Rishi Sunak has warned “hard choices” will need to be made to tackle record levels of national debt incurred during the coronavirus pandemic, saying the government has a “sacred responsibility” to balance the books for future generations.
Using his speech to the Conservative party conference to drop the broadest possible hint that tax rises or spending cuts would be used in response to the Covid-19 crisis, the chancellor suggested the Tories had a moral obligation to cut Britain’s debt pile.
“We will protect the public finances. Over the medium term getting our borrowing and debt back under control,” he said.
The UK’s public finances are on course for a record peacetime deficit this year, as the government spends billions of pounds protecting businesses and households from the economic fallout of the pandemic.
During the first five months of the financial year, the budget deficit – the difference between public spending and income from taxes – has risen to almost £174bn, more than three times the £55.8bn borrowed last year.
The UK’s national debt – the sum total of every budget deficit recorded – has risen to more than £2tn – equivalent to about 102% of gross domestic product (GDP), and the highest level since the 1960s.
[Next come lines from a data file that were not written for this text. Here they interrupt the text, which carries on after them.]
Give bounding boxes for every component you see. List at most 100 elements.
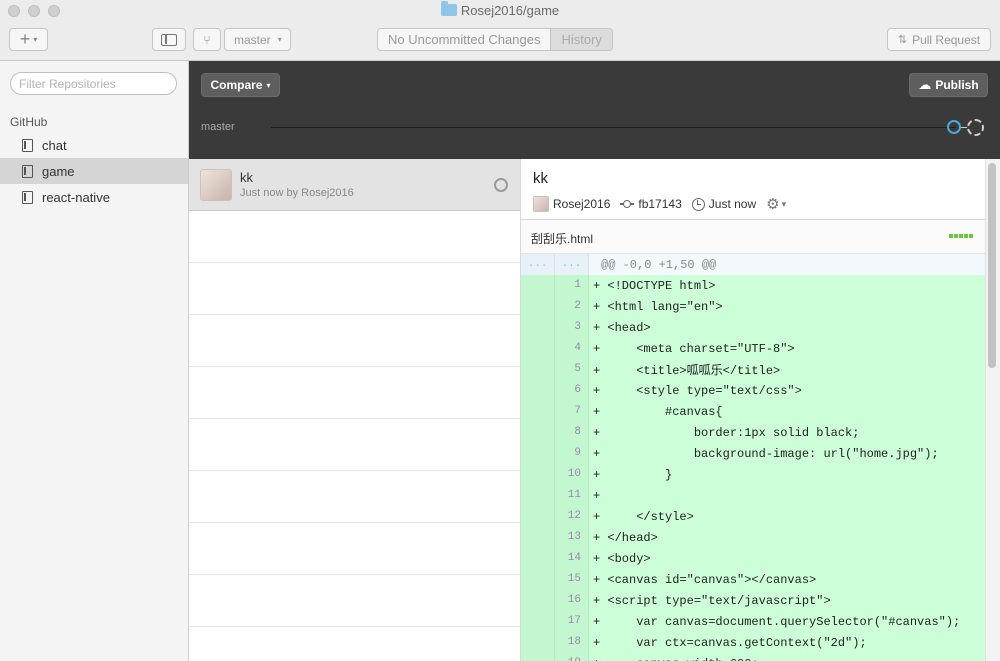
file-header[interactable]: 刮刮乐.html: [521, 219, 985, 254]
toggle-sidebar-button[interactable]: [152, 28, 186, 51]
code-text: + <meta charset="UTF-8">: [593, 341, 795, 356]
diff-hunk-header: ... ... @@ -0,0 +1,50 @@: [521, 254, 985, 275]
empty-row: [189, 523, 520, 575]
pull-request-button[interactable]: ⇅ Pull Request: [887, 28, 991, 51]
old-line-number: [521, 401, 555, 422]
new-line-number: 6: [555, 380, 589, 401]
new-line-number: 13: [555, 527, 589, 548]
sidebar-item-chat[interactable]: chat: [0, 132, 188, 158]
commit-icon: [620, 200, 635, 208]
new-line-number: 3: [555, 317, 589, 338]
diff-line: 3 + <head>: [521, 317, 985, 338]
sha-item[interactable]: fb17143: [620, 197, 682, 211]
filter-repositories-input[interactable]: [10, 72, 177, 95]
new-line-number: 17: [555, 611, 589, 632]
empty-row: [189, 471, 520, 523]
commit-time: Just now: [708, 197, 757, 211]
chevron-down-icon: ▾: [33, 35, 38, 44]
old-line-number: [521, 275, 555, 296]
diff-line: 14 + <body>: [521, 548, 985, 569]
settings-menu[interactable]: ⚙ ▾: [766, 195, 786, 213]
diff-line: 1 + <!DOCTYPE html>: [521, 275, 985, 296]
old-line-number: [521, 506, 555, 527]
empty-row: [189, 575, 520, 627]
new-line-number: 19: [555, 653, 589, 661]
commit-status-icon: [494, 178, 508, 192]
code-text: + border:1px solid black;: [593, 425, 860, 440]
old-line-number: [521, 443, 555, 464]
old-line-number: [521, 359, 555, 380]
scrollbar-thumb[interactable]: [988, 163, 996, 368]
code-text: + <body>: [593, 551, 651, 566]
timeline: [271, 127, 956, 128]
avatar: [533, 196, 549, 212]
code-text: + background-image: url("home.jpg");: [593, 446, 939, 461]
code-text: + <head>: [593, 320, 651, 335]
commit-title: kk: [240, 170, 253, 185]
code-text: + </style>: [593, 509, 694, 524]
old-line-number: [521, 485, 555, 506]
timeline-uncommitted-node[interactable]: [967, 119, 984, 136]
old-line-number: [521, 548, 555, 569]
empty-row: [189, 419, 520, 471]
new-line-number: 1: [555, 275, 589, 296]
tab-history[interactable]: History: [550, 29, 612, 50]
code-text: + var canvas=document.querySelector("#ca…: [593, 614, 961, 629]
repo-label: game: [42, 163, 75, 179]
diff-line: 6 + <style type="text/css">: [521, 380, 985, 401]
branch-icon: ⑂: [203, 32, 211, 47]
code-text: + <canvas id="canvas"></canvas>: [593, 572, 817, 587]
code-text: + </head>: [593, 530, 658, 545]
sidebar-icon: [161, 33, 177, 46]
code-text: + canvas.width=600;: [589, 657, 759, 661]
repo-label: react-native: [42, 189, 110, 205]
old-line-number: [521, 464, 555, 485]
commit-meta: Just now by Rosej2016: [240, 187, 354, 199]
new-line-number: 5: [555, 359, 589, 380]
create-branch-button[interactable]: ⑂: [193, 28, 221, 51]
old-line-number: [521, 527, 555, 548]
compare-button[interactable]: Compare ▾: [201, 73, 280, 97]
timeline-commit-node[interactable]: [947, 120, 961, 134]
diff-line: 7 + #canvas{: [521, 401, 985, 422]
commit-row[interactable]: kk Just now by Rosej2016: [189, 159, 520, 211]
diff-line: 19+ canvas.width=600;: [521, 653, 985, 661]
code-text: + <style type="text/css">: [593, 383, 802, 398]
branch-header: Compare ▾ ☁ Publish master: [189, 61, 1000, 159]
pull-request-label: Pull Request: [912, 32, 981, 47]
new-line-number: 12: [555, 506, 589, 527]
old-line-number: [521, 590, 555, 611]
old-line-number: [521, 611, 555, 632]
code-text: + var ctx=canvas.getContext("2d");: [593, 635, 867, 650]
code-text: + <title>呱呱乐</title>: [593, 364, 781, 378]
diff-line: 2 + <html lang="en">: [521, 296, 985, 317]
window-title-text: Rosej2016/game: [460, 3, 560, 18]
commit-detail-meta: Rosej2016 fb17143 Just now ⚙ ▾: [533, 195, 796, 213]
tab-uncommitted-changes[interactable]: No Uncommitted Changes: [378, 29, 551, 50]
pull-request-icon: ⇅: [897, 34, 908, 46]
branch-select[interactable]: master ▾: [224, 28, 291, 51]
new-line-number: 2: [555, 296, 589, 317]
plus-icon: +: [19, 29, 31, 49]
old-line-number: [521, 569, 555, 590]
diff-line: 11 +: [521, 485, 985, 506]
diff-line: 8 + border:1px solid black;: [521, 422, 985, 443]
code-text: +: [593, 488, 601, 503]
code-text: + <!DOCTYPE html>: [593, 278, 716, 293]
diff-line: 4 + <meta charset="UTF-8">: [521, 338, 985, 359]
branch-select-label: master: [234, 32, 271, 47]
repo-icon: [22, 138, 33, 152]
publish-button[interactable]: ☁ Publish: [909, 73, 988, 97]
diff-line: 5 + <title>呱呱乐</title>: [521, 359, 985, 380]
diff-line: 12 + </style>: [521, 506, 985, 527]
add-repository-button[interactable]: + ▾: [9, 28, 48, 51]
old-line-number: [521, 653, 555, 661]
old-line-number: [521, 632, 555, 653]
new-line-number: 15: [555, 569, 589, 590]
sidebar-item-react-native[interactable]: react-native: [0, 184, 188, 210]
new-line-number: 8: [555, 422, 589, 443]
sidebar-item-game[interactable]: game: [0, 158, 188, 184]
author-item: Rosej2016: [533, 196, 610, 212]
diff-line: 9 + background-image: url("home.jpg");: [521, 443, 985, 464]
diff-line: 15 + <canvas id="canvas"></canvas>: [521, 569, 985, 590]
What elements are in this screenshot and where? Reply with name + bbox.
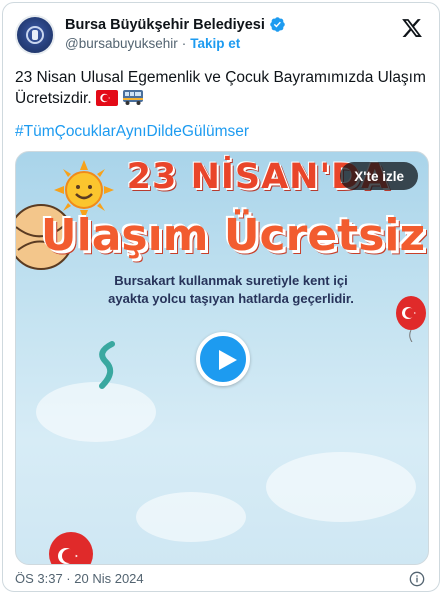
tweet-header: Bursa Büyükşehir Belediyesi @bursabuyuks…	[15, 13, 427, 57]
caption-line-1: Bursakart kullanmak suretiyle kent içi	[114, 273, 348, 288]
play-button[interactable]	[196, 332, 250, 386]
confetti-squiggle	[99, 341, 115, 389]
name-row: Bursa Büyükşehir Belediyesi	[65, 16, 286, 33]
watch-on-x-button[interactable]: X'te izle	[340, 162, 418, 190]
avatar[interactable]	[15, 15, 55, 55]
caption-line-2: ayakta yolcu taşıyan hatlarda geçerlidir…	[108, 291, 354, 306]
cloud	[136, 492, 246, 542]
handle-row: @bursabuyuksehir · Takip et	[65, 36, 240, 51]
x-logo-icon[interactable]	[401, 17, 423, 39]
cloud	[36, 382, 156, 442]
separator: ·	[181, 36, 187, 51]
tweet-body: 23 Nisan Ulusal Egemenlik ve Çocuk Bayra…	[15, 69, 426, 107]
bus-icon	[123, 90, 144, 105]
video-caption: Bursakart kullanmak suretiyle kent içi a…	[71, 272, 391, 308]
follow-button[interactable]: Takip et	[190, 36, 240, 51]
display-name[interactable]: Bursa Büyükşehir Belediyesi	[65, 17, 265, 33]
hashtag-link[interactable]: #TümÇocuklarAynıDildeGülümser	[15, 123, 249, 141]
video-media[interactable]: 23 NİSAN'DA Ulaşım Ücretsiz Bursakart ku…	[15, 151, 429, 565]
balloon-icon	[396, 296, 426, 342]
video-subhead: Ulaşım Ücretsiz	[40, 210, 426, 261]
cloud	[266, 452, 416, 522]
balloon-icon	[49, 532, 93, 564]
timestamp[interactable]: ÖS 3:37 · 20 Nis 2024	[15, 571, 144, 586]
info-icon[interactable]	[409, 571, 425, 587]
tweet-card[interactable]: Bursa Büyükşehir Belediyesi @bursabuyuks…	[2, 2, 440, 592]
turkey-flag-icon	[95, 90, 118, 106]
handle[interactable]: @bursabuyuksehir	[65, 36, 178, 51]
tweet-text: 23 Nisan Ulusal Egemenlik ve Çocuk Bayra…	[15, 67, 429, 109]
avatar-mark	[32, 30, 38, 40]
play-icon	[219, 350, 237, 370]
verified-badge-icon	[270, 17, 285, 32]
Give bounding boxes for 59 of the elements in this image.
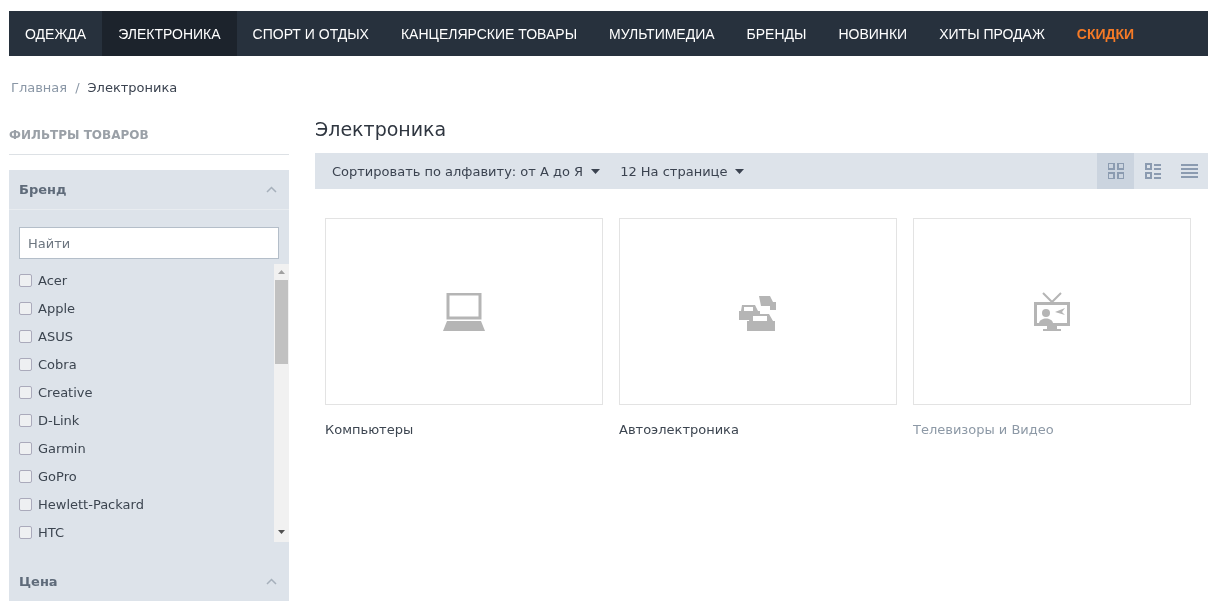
filter-header[interactable]: Бренд (9, 170, 289, 210)
scrollbar-thumb[interactable] (275, 280, 288, 364)
checkbox[interactable] (19, 301, 32, 315)
brand-option: Cobra (38, 356, 77, 372)
filters-heading: ФИЛЬТРЫ ТОВАРОВ (9, 104, 289, 155)
brand-option: Apple (38, 300, 75, 316)
brand-option: GoPro (38, 468, 77, 484)
brand-option: Creative (38, 384, 93, 400)
nav-link[interactable]: СКИДКИ (1060, 11, 1151, 56)
brand-option: Acer (38, 272, 68, 288)
checkbox[interactable] (19, 525, 32, 539)
per-page-dropdown[interactable]: 12 На странице (620, 163, 765, 179)
checkbox[interactable] (19, 441, 32, 455)
checkbox[interactable] (19, 357, 32, 371)
category-thumbnail[interactable] (913, 218, 1191, 405)
breadcrumb-current: Электроника (87, 80, 178, 94)
checkbox[interactable] (19, 273, 32, 287)
tile-list-view-icon (1144, 163, 1161, 179)
checkbox[interactable] (19, 497, 32, 511)
brand-option: Garmin (38, 440, 86, 456)
nav-link[interactable]: МУЛЬТИМЕДИА (593, 11, 731, 56)
brand-option: HTC (38, 524, 65, 540)
nav-link[interactable]: КАНЦЕЛЯРСКИЕ ТОВАРЫ (384, 11, 594, 56)
nav-link[interactable]: СПОРТ И ОТДЫХ (236, 11, 385, 56)
filter-title: Бренд (19, 182, 67, 197)
caret-icon (591, 168, 601, 174)
brand-option: Hewlett-Packard (38, 496, 144, 512)
nav-link[interactable]: ХИТЫ ПРОДАЖ (923, 11, 1061, 56)
sort-dropdown[interactable]: Сортировать по алфавиту: от А до Я (332, 163, 621, 179)
brand-option: D-Link (38, 412, 80, 428)
nav-link[interactable]: ОДЕЖДА (9, 11, 103, 56)
grid-view-icon (1107, 163, 1124, 179)
checkbox[interactable] (19, 413, 32, 427)
tv-icon (1033, 291, 1071, 332)
nav-link[interactable]: БРЕНДЫ (730, 11, 823, 56)
filter-title: Цена (19, 574, 58, 589)
page-title: Электроника (315, 117, 448, 142)
scroll-down-icon[interactable] (278, 530, 285, 534)
category-name[interactable]: Автоэлектроника (619, 422, 897, 437)
chevron-up-icon (266, 186, 277, 193)
category-name[interactable]: Компьютеры (325, 422, 603, 437)
nav-link[interactable]: НОВИНКИ (822, 11, 924, 56)
scroll-up-icon[interactable] (278, 270, 285, 274)
search-field[interactable]: Найти (19, 227, 279, 259)
category-thumbnail[interactable] (619, 218, 897, 405)
checkbox[interactable] (19, 329, 32, 343)
view-toggle[interactable] (1097, 153, 1134, 189)
scrollbar[interactable] (274, 264, 289, 542)
category-thumbnail[interactable] (325, 218, 603, 405)
checkbox[interactable] (19, 469, 32, 483)
filter-header[interactable]: Цена (9, 562, 289, 601)
laptop-icon (443, 292, 485, 331)
breadcrumb-separator: / (75, 80, 80, 94)
list-view-icon (1181, 163, 1198, 179)
caret-icon (735, 168, 745, 174)
chevron-up-icon (266, 578, 277, 585)
checkbox[interactable] (19, 385, 32, 399)
nav-link[interactable]: ЭЛЕКТРОНИКА (102, 11, 237, 56)
brand-option: ASUS (38, 328, 73, 344)
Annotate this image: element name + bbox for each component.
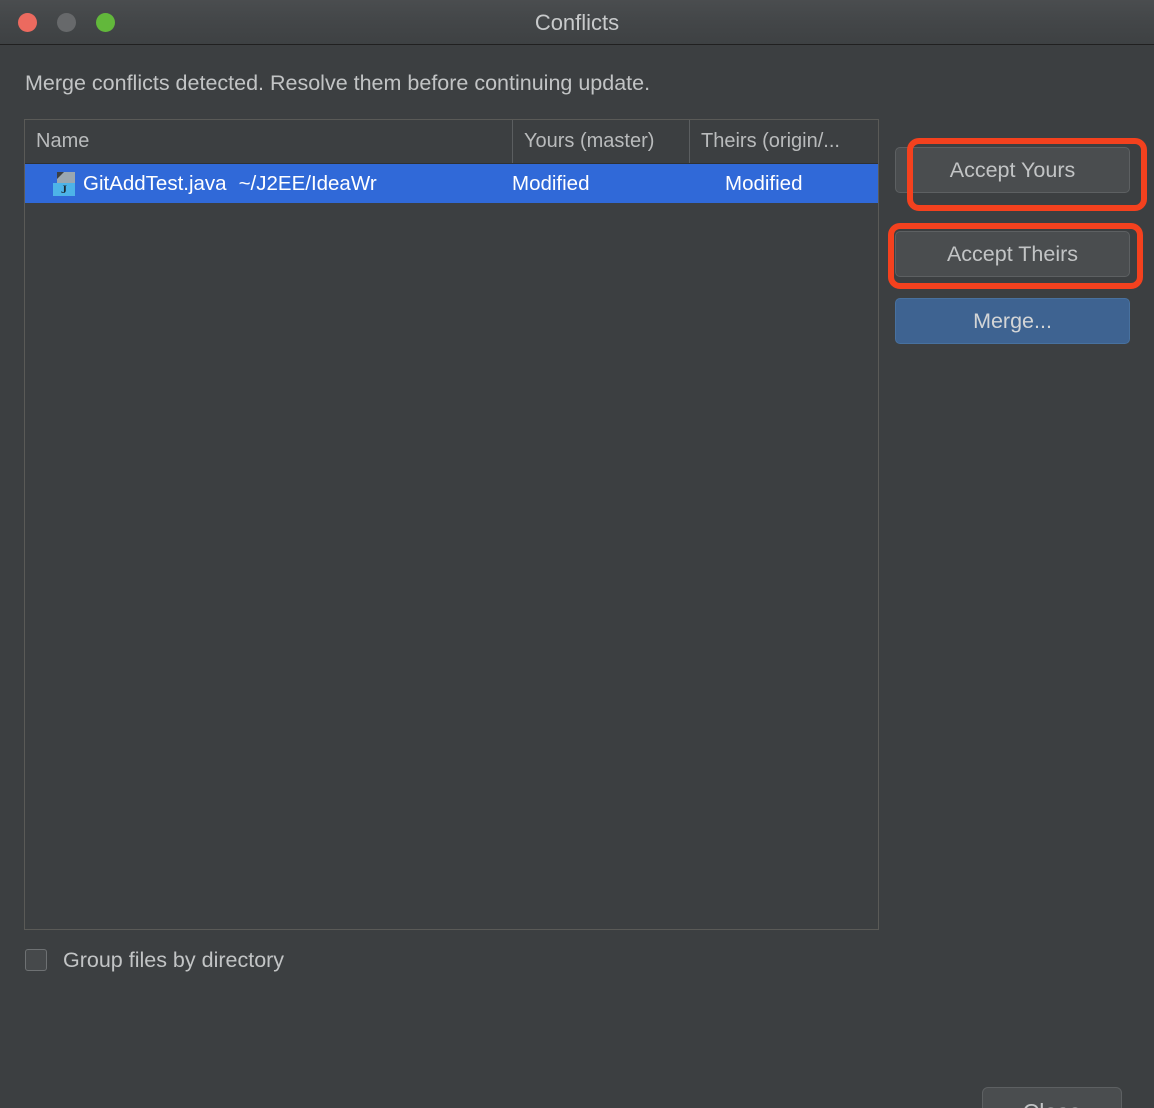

However, economists have warned that cutting spending or raising taxes to tackle record debt levels would be counterproductive, because it would risk choking off Britain’s economic recovery, and would damage future income for the exchequer. Others have argued record levels of debt are of little concern because government borrowing costs are historically low, with support from the Bank of England’s multibillion pound quantitative easing bond-buying programme.
In contrast to the chancellor’s comments, the International Monetary Fund said in a report on Monday that governments of advanced economies should not worry about debt levels, and should instead ramp up public investment as the best response to the pandemic.
However, using language reminiscent of the former chancellor George Osborne, who oversaw an austerity drive in response to 2008 financial crisis and the budget deficit caused by the banking crash, Sunak said: “We have a sacred responsibility to future generations to leave the public finances strong.”
Laying down a marker less than two weeks after announcing billions of pounds of fresh government support measures designed to protect jobs through a difficult winter, the chancellor suggested difficult trade-offs would be required in future.
Sunak said the Conservative government would “always balance the books” through its management of the economy, adding: “If instead we argue there is no limit on what we can spend, that we can simply borrow our way out of any hole, what is the point in us. I’ve never pretended there is an easy cost free answer. Hard choices are everywhere.”
However, in a conference speech devoid of major policy announcements, he said he was prepared to be “pragmatic” in the short-term and that emergency support was still necessary during the second wave of the pandemic, adding that he would not stop looking for ways to support people and businesses.